Automated traffic takes up 64% of internet traffic – and whilst just 25% of automated traffic was made up by good bots, such as search engine crawlers and social network bots, 39% of all traffic was from bad bots, a Barracuda report reveals.
These bad bots include both basic web scrapers and attack scripts, as well as advanced persistent bots. These advanced bots try their best to evade standard defences and attempt to perform their malicious activities under the radar. The report revealed that the most common of these persistent bots were ones that went after e-commerce applications and login portals.
Bad bots internet traffic by location
The report also included a breakdown of bad bot traffic by location. It revealed that North America accounts for 67% of bad bot traffic, followed by Europe (22%) and then Asia (7.5%).
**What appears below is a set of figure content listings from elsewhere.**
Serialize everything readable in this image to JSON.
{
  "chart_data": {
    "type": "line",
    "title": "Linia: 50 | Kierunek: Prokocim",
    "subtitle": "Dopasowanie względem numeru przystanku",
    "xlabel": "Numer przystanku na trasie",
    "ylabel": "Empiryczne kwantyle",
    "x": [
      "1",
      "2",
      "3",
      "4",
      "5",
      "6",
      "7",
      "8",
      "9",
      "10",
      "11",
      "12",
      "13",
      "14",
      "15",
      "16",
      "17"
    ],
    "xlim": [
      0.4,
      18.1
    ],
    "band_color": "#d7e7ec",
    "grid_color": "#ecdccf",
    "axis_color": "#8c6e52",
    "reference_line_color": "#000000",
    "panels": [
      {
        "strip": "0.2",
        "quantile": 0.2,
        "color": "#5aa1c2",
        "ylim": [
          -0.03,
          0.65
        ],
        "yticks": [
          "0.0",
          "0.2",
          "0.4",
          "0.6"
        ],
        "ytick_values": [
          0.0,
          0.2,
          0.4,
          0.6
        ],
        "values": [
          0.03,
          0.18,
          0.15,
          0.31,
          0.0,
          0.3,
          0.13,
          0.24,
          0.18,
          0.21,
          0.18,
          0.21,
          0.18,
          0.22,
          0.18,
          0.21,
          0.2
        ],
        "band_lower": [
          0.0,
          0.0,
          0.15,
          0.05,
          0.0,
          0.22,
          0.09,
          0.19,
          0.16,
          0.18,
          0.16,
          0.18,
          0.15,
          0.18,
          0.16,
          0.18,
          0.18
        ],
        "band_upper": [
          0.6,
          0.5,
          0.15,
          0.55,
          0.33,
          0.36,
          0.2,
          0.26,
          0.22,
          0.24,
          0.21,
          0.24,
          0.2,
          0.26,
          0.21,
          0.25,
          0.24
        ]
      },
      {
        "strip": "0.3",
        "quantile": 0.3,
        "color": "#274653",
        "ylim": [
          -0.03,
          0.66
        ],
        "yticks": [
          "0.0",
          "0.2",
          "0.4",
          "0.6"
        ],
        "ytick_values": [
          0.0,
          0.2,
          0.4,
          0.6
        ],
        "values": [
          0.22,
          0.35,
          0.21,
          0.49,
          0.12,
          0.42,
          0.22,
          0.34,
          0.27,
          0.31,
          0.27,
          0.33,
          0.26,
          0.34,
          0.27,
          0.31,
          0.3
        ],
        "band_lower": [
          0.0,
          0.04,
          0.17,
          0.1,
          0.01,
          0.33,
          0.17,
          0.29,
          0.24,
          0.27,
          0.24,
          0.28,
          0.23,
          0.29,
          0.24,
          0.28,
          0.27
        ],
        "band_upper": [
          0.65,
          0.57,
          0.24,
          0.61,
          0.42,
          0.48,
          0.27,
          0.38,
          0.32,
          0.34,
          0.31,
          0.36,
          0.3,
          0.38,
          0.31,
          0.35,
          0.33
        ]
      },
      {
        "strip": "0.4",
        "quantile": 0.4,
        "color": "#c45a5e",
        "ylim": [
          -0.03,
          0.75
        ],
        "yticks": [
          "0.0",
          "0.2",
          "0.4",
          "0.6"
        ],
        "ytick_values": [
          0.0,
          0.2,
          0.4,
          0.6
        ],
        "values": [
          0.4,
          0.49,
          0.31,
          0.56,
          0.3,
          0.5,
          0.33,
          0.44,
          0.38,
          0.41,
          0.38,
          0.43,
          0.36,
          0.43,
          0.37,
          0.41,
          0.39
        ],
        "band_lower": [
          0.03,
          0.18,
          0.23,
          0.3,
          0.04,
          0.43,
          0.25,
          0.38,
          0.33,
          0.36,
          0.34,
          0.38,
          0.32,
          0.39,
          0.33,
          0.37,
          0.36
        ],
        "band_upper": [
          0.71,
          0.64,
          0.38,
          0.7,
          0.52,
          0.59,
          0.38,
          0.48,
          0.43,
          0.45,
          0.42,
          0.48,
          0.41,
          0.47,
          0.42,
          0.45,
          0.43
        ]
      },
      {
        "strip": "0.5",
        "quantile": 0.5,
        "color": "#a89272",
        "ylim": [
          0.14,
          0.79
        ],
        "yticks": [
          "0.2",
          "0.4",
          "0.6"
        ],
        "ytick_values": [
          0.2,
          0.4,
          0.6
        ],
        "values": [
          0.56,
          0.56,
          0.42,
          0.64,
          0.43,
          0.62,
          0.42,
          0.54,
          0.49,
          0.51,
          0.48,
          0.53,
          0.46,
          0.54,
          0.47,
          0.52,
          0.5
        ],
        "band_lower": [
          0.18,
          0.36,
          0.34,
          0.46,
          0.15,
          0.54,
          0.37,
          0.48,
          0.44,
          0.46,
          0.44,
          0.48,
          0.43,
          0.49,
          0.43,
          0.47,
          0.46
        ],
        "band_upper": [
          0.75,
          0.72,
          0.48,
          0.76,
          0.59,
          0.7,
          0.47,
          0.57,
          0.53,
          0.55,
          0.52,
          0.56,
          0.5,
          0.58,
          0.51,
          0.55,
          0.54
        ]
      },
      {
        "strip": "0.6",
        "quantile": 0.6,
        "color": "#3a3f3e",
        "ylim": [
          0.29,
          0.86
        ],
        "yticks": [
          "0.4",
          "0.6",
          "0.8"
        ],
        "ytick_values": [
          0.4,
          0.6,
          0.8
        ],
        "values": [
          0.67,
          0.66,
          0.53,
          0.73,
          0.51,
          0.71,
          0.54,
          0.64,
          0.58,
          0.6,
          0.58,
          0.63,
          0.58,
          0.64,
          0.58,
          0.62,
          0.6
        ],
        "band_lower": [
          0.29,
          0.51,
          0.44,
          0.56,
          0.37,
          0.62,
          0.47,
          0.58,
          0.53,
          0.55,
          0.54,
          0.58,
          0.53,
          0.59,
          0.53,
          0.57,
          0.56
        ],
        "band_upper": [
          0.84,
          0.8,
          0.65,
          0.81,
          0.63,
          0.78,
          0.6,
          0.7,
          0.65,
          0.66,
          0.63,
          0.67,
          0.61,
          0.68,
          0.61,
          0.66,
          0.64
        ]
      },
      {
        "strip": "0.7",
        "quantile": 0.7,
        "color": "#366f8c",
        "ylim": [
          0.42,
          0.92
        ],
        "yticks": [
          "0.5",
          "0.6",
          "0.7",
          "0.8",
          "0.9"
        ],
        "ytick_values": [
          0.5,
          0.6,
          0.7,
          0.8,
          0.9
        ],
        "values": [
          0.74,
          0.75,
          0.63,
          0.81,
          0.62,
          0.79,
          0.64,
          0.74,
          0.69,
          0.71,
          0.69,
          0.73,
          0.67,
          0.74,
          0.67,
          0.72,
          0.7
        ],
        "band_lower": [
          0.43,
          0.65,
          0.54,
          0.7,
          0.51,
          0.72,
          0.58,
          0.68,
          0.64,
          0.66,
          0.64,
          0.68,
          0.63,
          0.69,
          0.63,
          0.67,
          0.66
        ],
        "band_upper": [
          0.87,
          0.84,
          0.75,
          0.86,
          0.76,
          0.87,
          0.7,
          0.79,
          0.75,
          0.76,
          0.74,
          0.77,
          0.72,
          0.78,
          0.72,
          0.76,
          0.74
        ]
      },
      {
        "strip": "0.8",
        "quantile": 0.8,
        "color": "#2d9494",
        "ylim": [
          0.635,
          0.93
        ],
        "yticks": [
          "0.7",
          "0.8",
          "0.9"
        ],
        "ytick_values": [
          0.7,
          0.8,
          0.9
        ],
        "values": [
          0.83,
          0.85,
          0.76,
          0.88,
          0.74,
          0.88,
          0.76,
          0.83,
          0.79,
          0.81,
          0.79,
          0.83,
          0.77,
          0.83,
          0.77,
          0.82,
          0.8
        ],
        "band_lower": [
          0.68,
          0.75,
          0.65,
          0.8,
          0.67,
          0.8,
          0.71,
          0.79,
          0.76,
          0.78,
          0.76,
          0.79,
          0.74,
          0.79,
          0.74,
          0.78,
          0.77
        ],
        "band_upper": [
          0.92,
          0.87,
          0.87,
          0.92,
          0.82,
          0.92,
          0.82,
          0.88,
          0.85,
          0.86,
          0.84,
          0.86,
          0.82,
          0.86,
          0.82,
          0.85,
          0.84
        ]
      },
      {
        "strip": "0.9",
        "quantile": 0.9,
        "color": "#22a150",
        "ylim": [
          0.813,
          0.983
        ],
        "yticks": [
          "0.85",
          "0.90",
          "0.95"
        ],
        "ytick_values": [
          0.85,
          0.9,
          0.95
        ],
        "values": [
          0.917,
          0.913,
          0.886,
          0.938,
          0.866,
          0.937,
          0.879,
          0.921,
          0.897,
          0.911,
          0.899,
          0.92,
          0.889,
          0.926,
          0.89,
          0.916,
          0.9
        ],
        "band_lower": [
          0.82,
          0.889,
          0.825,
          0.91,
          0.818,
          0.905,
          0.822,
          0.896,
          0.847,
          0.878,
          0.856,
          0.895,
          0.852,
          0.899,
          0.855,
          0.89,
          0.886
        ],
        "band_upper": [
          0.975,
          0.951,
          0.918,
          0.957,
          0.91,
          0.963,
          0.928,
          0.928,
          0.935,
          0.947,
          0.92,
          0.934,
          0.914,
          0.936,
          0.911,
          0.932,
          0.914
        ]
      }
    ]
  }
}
Interestingly, the European bot traffic was more likely to come in from hosting services (VPS) or residential IPs than the North American traffic, most of which originated from public data centres.
Most bot traffic comes in from AWS and Microsoft Azure
The research also revealed that most bot traffic comes in from the two largest public cloud vendors, AWS and Microsoft Azure, in roughly equal measure. This is likely because it is easy to set up a free account with either provider, and then use the account to set up the bad bots.
Finally, researchers observed that bad bot traffic tends to follow the standard workday, allowing them to hide within normal human traffic streams to avoid raising alarm bells.
Nitzan Miron, VP of Product Management, Application Security, Barracuda said: “While some bots like search engine crawlers are good, our research shows that over 60% of bots are dedicated to carrying out malicious activities at scale. When left unchecked, these bad bots can steal data, affect site performance, and even lead to a breach. That’s why it’s critically important to detect and effectively block bot traffic.”